How did two children raised as atheist communists in 1960s America, become Christians – thousands of miles apart – and rekindle their friendship decades later? Sy Garte shares his remarkable story
If there was ever a truly committed child of the revolution, it was me.
My great-uncle fought in the Russian revolution, and one of my grandfathers, who founded the upholsterers’ union in Boston, USA, led a delegation of American workers to visit the Soviet Union in 1932.
He, alongside my other three grandparents, were all communists. And their children, my parents, joined the American Communist Party. By the time I was born, right after the second world war, they had left the Party but remained diehard Stalinists.
Red diaper kids
What was it like growing up in a communist, atheist household in 1950s and 60s New York? At best, tricky. At worst, it was terrifying. Almost all the kids I knew were either Catholic - and so went to something called “mass” - or Jewish - and so went to “Hebrew school.” I didn’t know what either of those things were.
Perhaps, as this next generation matures, we will see a ’great awakening’
My family were ethnically Jewish, but I had very little idea of what that actually meant. We never set foot in any kind of house of worship. We exchanged gifts on New Year’s Day, as was done in the Soviet Union. I read children’s books printed in Russia.
“Atheist” was not a word heard much on the street, but that’s what I was. The neighbourhood gang (mostly Irish Catholics) did not look kindly on my religious nonconformity and the Jewish kids at school couldn’t understand why I didn’t go to Hebrew school.
But I was not alone. There were ex-Party members scattered throughout New York, and I got to meet quite a few other “red diaper” kids, as we came to be known. There were even a few of us at my school. We sang folk songs and workers’ ballads; we talked about civil rights and Cuba.
Later, as the 60s became more violent, some of us joined radical groups and did radical things. A few got into drugs and didn’t do well. A friend (I’ll call him Joe) showed up at my apartment one day asking for a loan, so he could get to California before the police caught up with him. That was in 1973. I never saw him again.
A long road
I dropped all vestiges of my political radicalism in the following years and became a research biochemist and professor. My scientific training led me to question my assumptions of rationalist materialism as the only path to truth, and I became curious about this thing called spirituality.

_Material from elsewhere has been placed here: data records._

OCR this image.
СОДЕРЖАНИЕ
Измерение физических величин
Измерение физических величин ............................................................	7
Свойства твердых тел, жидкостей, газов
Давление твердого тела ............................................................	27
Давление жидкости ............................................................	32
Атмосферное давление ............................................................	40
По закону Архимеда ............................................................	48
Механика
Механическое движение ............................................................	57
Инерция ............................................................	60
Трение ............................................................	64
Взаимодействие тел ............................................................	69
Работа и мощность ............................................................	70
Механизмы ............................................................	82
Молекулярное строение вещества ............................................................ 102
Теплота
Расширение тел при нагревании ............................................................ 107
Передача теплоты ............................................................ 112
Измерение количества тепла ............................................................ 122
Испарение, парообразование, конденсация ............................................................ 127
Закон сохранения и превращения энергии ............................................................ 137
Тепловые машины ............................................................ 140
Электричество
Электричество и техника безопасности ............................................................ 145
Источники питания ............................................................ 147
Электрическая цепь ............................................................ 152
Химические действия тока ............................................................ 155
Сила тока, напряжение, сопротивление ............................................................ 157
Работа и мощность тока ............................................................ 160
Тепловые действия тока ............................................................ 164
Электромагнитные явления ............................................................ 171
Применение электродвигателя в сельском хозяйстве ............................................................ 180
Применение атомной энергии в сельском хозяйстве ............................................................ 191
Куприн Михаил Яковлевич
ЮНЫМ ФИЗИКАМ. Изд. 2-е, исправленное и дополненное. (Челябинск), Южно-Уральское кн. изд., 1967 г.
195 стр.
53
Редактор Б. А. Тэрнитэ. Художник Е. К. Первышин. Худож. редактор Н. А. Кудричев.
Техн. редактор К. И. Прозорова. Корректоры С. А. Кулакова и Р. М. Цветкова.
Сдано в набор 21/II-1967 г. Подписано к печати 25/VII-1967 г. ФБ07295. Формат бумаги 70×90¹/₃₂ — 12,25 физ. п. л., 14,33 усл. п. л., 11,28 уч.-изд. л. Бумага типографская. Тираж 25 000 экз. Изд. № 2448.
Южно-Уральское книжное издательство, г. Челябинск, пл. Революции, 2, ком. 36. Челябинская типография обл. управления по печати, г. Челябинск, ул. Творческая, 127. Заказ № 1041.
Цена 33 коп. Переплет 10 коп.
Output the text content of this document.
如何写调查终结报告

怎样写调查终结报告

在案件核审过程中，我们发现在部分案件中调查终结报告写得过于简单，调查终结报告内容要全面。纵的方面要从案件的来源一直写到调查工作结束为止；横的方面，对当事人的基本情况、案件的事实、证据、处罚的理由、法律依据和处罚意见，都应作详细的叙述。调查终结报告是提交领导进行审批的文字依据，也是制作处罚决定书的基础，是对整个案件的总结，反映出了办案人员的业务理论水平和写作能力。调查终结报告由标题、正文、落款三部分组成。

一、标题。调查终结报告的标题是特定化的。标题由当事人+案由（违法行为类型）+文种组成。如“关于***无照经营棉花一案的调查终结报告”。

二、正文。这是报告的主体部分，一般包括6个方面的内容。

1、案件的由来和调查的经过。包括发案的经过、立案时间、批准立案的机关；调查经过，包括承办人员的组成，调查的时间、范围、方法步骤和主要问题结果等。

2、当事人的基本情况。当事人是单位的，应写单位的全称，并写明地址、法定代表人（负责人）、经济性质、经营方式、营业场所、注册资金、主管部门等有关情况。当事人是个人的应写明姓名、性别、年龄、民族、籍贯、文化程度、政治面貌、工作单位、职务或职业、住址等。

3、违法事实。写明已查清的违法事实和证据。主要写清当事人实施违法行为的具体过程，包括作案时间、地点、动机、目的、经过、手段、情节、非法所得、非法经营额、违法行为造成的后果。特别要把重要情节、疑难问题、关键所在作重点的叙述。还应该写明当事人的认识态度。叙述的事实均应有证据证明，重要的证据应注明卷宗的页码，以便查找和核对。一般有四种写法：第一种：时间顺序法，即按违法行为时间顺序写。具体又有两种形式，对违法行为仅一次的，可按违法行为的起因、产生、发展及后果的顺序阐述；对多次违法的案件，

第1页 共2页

Thus, I began a long journey from the strictest atheism to agnosticism. And then onto a sort of hopeful theism. It took decades but I finally crossed a threshold (or was dragged over it by the Holy Spirit), and was baptised a Christian in my 60s. A couple of years later I retired, and devoted my life to spreading the good news of Christ.
Unbeknownst to me, during this time, my old friend Joe was fighting his addictions - until he met a woman who turned him around. He married her, got a steady job, and settled down. Fast forward a few decades, and he found me on Facebook.
My scientific training led me to become curious about this thing called spirituality
We caught up, told each other a bit about our lives in the 45 years since we had last met, then he dropped the bombshell: “You’ll never believe this,” he wrote, “I am a Christian.” Given our shared background, he might have expected me to say something nasty, or not answer at all. I doubt he expected what I wrote back instead: “You won’t believe it either. Me too.”
Seeing the light
Since then, I have heard about – and met - many people all over the world who have come to Christ despite having no knowledge of Jesus or faith background. Children of atheists, communists and deconverted Christians; people born into Hindu, Jewish or Muslim families; people living in anti-religious societies like China; Western Europeans who are searching, as I had been, for something they didn’t know was missing from their lives.
Perhaps, as this next generation matures, we will see a “great awakening” of people like Joe and myself, those walking in darkness who have seen a great light (see Isaiah 9:2).
Our parents were not evil people, even if they did follow a failed idea promulgated by cynical liars. They thought they were doing good for humanity and a better world. They indoctrinated us to despise a faith they had no actual knowledge of. If they had, they might have begun to understand why some of their heroes, like the Reverend Martin Luther King Jr, espoused the truly radical notion of loving everyone, even one’s declared enemies.
I would like to think that perhaps Jesus, looking down on us poor sinners, might have seen that social media exchange between two old friends and smiled.